Barcelona in May and the air is cool as I make my late night pilgrimage to Bar Marsella. Many of the unopened bottles lining the bar walls predate even the names whose long ago patronage made the place famous. To get here, I walked the portion of Las Ramblas where Eric Blair, better known as George Orwell, fought a civil war within a civil war, defending the left wing Marxist POUM headquarters against Stalinist hardliners trying to cement control over a fractious Barcelona. One cannot help but feel swept up in history in surroundings such as these, especially when sipping absinthe at the very bar frequented by Dali, Hemingway, and Picasso.
Perhaps it is this connection to history which allows the Catalans of Barcelona such a clear-eyed perspective on more modern events. Walking the labyrinthine alleys of the Gothic Quarter I was struck by how many Palestinian flags I saw draped from terrace railings. I couldn’t go from one block to another without encountering pro-Palestinian graffiti or posters. In fact, I found this to be true to the entire Northern swath of Spain in which I traveled, from Catalonia to Aragon to Euskadi. Obviously there is some connecting thread, or suture, stitching the scars of these places to the bleeding wound in Gaza.

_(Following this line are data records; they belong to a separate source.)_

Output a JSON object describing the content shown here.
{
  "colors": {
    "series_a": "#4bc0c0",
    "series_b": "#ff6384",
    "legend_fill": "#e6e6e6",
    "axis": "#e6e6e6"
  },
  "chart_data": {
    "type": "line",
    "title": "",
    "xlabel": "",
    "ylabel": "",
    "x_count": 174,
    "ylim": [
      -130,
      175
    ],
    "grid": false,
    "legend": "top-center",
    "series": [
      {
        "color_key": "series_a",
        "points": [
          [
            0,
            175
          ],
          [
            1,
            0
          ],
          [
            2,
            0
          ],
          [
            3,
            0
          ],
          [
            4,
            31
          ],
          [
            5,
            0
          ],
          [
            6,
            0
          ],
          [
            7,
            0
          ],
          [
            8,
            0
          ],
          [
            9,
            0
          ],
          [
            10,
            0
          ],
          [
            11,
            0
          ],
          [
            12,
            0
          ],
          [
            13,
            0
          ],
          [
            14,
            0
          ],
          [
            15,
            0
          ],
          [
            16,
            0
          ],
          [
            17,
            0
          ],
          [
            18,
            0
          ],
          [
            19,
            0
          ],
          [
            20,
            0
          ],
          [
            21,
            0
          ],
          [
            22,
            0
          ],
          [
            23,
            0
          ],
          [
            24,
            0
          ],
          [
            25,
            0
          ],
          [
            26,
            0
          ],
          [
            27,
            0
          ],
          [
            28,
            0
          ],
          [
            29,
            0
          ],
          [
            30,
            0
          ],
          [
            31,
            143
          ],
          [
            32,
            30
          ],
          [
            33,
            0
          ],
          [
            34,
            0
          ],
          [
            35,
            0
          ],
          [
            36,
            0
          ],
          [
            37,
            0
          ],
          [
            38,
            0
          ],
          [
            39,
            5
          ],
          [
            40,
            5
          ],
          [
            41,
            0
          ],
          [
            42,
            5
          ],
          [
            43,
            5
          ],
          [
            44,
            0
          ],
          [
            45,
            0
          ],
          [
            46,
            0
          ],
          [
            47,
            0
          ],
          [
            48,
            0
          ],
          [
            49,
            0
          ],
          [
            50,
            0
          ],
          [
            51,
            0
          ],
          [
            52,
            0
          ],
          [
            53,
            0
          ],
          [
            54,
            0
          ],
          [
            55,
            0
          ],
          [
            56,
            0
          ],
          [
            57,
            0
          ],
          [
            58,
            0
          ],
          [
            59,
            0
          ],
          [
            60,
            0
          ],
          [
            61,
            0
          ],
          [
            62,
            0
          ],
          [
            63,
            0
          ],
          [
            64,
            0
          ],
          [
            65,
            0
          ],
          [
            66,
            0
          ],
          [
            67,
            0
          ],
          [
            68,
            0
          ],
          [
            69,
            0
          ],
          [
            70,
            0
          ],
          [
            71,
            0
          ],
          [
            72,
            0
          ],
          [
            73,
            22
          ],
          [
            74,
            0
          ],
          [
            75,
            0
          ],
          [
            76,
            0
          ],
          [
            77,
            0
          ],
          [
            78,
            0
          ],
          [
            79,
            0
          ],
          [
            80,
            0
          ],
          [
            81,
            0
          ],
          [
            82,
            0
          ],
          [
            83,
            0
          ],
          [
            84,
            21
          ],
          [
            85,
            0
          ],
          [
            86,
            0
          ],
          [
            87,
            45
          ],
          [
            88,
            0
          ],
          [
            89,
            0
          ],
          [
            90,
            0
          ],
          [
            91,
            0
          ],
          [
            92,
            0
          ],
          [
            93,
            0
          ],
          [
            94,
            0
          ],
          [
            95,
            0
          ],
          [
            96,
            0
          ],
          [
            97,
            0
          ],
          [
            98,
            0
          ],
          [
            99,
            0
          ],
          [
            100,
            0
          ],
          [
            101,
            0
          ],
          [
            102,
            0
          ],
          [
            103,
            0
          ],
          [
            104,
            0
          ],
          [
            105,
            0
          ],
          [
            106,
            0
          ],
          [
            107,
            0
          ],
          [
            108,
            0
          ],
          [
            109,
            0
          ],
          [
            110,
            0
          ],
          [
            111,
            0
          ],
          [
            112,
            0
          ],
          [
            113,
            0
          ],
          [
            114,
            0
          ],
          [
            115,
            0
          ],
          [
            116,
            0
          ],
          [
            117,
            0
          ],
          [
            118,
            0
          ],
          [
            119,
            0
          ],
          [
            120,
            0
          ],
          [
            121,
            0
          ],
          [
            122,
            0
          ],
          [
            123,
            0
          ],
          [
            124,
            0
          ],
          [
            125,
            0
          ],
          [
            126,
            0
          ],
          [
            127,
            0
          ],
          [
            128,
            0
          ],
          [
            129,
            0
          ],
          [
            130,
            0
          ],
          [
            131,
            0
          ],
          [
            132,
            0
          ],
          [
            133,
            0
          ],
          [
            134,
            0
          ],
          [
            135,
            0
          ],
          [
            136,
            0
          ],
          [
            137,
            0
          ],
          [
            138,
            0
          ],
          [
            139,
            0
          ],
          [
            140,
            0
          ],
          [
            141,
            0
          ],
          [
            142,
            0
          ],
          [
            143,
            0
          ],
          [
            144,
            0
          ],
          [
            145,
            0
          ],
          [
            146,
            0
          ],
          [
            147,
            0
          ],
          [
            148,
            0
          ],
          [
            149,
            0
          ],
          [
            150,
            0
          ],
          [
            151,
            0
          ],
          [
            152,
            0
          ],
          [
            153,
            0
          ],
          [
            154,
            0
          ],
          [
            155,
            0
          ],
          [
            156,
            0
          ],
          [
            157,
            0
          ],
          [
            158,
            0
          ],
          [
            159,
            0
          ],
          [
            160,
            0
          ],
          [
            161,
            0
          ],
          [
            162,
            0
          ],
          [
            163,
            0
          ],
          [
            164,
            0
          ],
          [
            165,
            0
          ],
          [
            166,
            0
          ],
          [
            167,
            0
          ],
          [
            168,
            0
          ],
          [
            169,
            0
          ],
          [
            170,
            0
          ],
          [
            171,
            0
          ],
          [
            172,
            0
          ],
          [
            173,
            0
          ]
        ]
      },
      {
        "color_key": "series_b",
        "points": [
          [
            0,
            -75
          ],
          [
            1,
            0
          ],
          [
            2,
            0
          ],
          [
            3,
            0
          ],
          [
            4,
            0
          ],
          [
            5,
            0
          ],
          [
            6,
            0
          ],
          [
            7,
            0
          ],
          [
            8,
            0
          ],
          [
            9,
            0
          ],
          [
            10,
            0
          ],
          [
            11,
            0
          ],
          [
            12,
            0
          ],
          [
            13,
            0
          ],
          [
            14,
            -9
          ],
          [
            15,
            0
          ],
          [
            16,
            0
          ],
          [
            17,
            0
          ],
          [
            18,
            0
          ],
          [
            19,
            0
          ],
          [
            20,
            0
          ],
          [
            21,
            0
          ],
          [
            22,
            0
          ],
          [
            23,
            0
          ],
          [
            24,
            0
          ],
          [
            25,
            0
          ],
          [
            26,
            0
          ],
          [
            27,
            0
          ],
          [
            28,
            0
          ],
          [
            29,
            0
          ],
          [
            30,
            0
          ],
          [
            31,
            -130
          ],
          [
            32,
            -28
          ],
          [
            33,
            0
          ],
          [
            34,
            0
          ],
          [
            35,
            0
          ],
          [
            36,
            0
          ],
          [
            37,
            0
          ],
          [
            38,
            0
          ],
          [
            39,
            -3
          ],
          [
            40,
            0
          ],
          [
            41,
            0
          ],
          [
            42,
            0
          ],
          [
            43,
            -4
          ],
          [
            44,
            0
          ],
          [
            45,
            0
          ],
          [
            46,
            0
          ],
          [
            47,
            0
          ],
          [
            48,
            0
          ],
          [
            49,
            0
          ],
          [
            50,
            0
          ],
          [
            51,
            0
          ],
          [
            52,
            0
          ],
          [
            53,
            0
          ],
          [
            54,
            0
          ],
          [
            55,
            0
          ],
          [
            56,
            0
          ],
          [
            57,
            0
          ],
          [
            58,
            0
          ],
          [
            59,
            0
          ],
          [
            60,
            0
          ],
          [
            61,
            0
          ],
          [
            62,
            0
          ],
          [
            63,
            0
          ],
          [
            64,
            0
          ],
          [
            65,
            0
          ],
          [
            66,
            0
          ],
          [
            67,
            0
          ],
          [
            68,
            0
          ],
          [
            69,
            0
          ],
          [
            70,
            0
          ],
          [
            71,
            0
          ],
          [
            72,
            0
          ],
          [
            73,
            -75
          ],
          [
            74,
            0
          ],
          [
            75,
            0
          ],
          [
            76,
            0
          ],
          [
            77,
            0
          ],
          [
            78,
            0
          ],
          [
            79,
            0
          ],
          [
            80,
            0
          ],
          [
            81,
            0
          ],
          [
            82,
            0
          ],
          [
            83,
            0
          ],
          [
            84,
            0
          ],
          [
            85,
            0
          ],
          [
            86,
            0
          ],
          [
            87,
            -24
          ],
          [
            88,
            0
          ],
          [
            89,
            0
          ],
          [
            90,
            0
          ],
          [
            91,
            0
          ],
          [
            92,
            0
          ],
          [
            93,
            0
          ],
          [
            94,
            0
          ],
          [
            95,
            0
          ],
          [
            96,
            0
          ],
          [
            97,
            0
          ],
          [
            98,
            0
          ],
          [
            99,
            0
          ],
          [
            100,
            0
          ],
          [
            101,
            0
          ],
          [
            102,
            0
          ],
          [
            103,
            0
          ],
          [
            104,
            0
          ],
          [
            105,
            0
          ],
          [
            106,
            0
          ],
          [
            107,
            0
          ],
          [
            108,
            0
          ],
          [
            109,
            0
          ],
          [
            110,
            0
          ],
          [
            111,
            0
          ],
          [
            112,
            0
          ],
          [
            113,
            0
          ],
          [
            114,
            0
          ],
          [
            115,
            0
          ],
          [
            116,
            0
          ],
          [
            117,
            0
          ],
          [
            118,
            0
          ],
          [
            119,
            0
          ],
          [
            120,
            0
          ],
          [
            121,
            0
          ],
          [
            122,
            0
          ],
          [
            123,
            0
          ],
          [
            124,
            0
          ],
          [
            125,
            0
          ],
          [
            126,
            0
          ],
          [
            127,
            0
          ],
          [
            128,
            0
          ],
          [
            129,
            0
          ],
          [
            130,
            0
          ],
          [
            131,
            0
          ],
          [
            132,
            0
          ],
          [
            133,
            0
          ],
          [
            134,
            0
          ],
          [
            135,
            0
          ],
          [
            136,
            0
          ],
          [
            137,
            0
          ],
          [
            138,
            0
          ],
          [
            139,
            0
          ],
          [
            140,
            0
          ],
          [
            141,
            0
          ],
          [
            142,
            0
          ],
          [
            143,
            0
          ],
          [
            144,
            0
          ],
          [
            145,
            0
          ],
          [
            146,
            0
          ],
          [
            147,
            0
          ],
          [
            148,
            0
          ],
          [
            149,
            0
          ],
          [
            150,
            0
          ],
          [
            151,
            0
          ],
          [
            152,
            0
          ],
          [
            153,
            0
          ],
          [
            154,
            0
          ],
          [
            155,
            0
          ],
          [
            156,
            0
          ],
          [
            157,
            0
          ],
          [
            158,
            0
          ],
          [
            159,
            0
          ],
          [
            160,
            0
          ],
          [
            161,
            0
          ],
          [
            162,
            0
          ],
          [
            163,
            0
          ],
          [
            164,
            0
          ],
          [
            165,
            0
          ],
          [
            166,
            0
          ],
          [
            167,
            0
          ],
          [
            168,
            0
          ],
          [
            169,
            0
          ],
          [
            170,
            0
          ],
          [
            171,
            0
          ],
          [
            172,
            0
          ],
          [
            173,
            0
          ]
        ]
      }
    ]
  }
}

The Spanish Civil War, spanning from 1936 to 1939, was more than a clash between Nationalists and Republicans; it was a bloody rehearsal for the horrors that would soon engulf the world. Spain became a sandbox for fascist ambitions. Adolf Hitler’s Germany and Benito Mussolini’s Italy used the conflict to test their military capabilities against a hodgepodge of Republican forces and left-wing militias backed by the USSR. On the order of Franco, German planes flattened cities that held no military advantage, dropping incendiary bombs on civilian populations. Famously, carpet bombing the city of Guernica on April 26th 1937 which represented the first European city to be decimated from the air.
However, it wasn’t the new war fighting technology or even the Nazi’s that Republican Spain feared most. Franco’s regular army exercised a campaign of terror where torture and rape were routinely used as weapons.
Yet, Franco and the upper echelons of the Catholic Church vigorously denied the mass killings and bombings. When the word “Garnika” was found on the April 26 diary entry of a German pilot shot down by the Basques, Franco absurdly claimed it was likely to be the name of the pilot’s girlfriend in Hamburg. The Nationalist propaganda machine insisted that Guernica had been razed by retreating Republican troops. These denials were readily accepted by the British and the Americans, both content to let fascism flourish in Spain.
Franco ultimately won his war, outliving both his Italian and German benefactors by declaring Spain “neutral” during WWII. When the rest of Europe was finally able to do away with their fascists, it was not so for Spain. He ruled as a dictator king until his death on November 20th 1975.
Germany and Italy had provided the bulk of Franco’s weaponry. The US had refused to sell arms to either side of the conflict. However, a few years after the war, the undersecretary of the Spanish foreign ministry told a journalist, “Without American petroleum and American trucks and American credits, we could never have won the civil war.”
So maybe a Catalan is a little quicker to scoff when the IDF claims Palestinians are blowing up their own hospitals. Or when religious leaders run cover for torture and rapes committed by the “world’s most moral army.” Perhaps there is a residual sting upon seeing a German, Italian, or an American Flag printed on munitions destined for schools in Gaza. I’d guess someone from Zaragoza or San Sebastian might draw a direct line from the weapons tested upon them 86 years ago to the new AI powered killer drones being unleashed on civilians in Rafah. Albert Camus’s words still ring with truth: “Men of my generation have had Spain in our hearts, It was there that they learned … that one can be right and yet be beaten, that force can vanquish spirit and that there are times when courage is not rewarded.”
Before the Spanish Civil War was lost, fascism had already triumphed in Europe. By showing their willingness to not only coexist with the fascists but to also do business with them, all while ignoring a terrifying litany of heinous acts and barbarism, the “Great Democracies” of the world gave Franco and his allies a green light for continued aggression. While the leaders of Britain, France, and America couldn’t see Franco for the menace he was, many of their citizens did. Some of those brave men and women enlisted to help fight in the International Brigade for a free Spain. However, their bravery was spent on a doomed cause and even upon return to their homelands they were viewed with suspicion and derision by their own governments.
The fall of Spain served as a klaxon, a loud warning of greater horrors to come, and I fear Gaza is ringing even louder. This time, America isn’t merely fueling a sadistic regime. We arming and fighting along side of one. If today we are comfortable with genocide, what atrocity won’t we assist in tomorrow? That is a future at least as dark as what was on the horizon in 1939.
Spain endured the longest fascist dictatorship in history. They know the signs and shapes more keenly than most and when they point their finger we all should follow their gaze.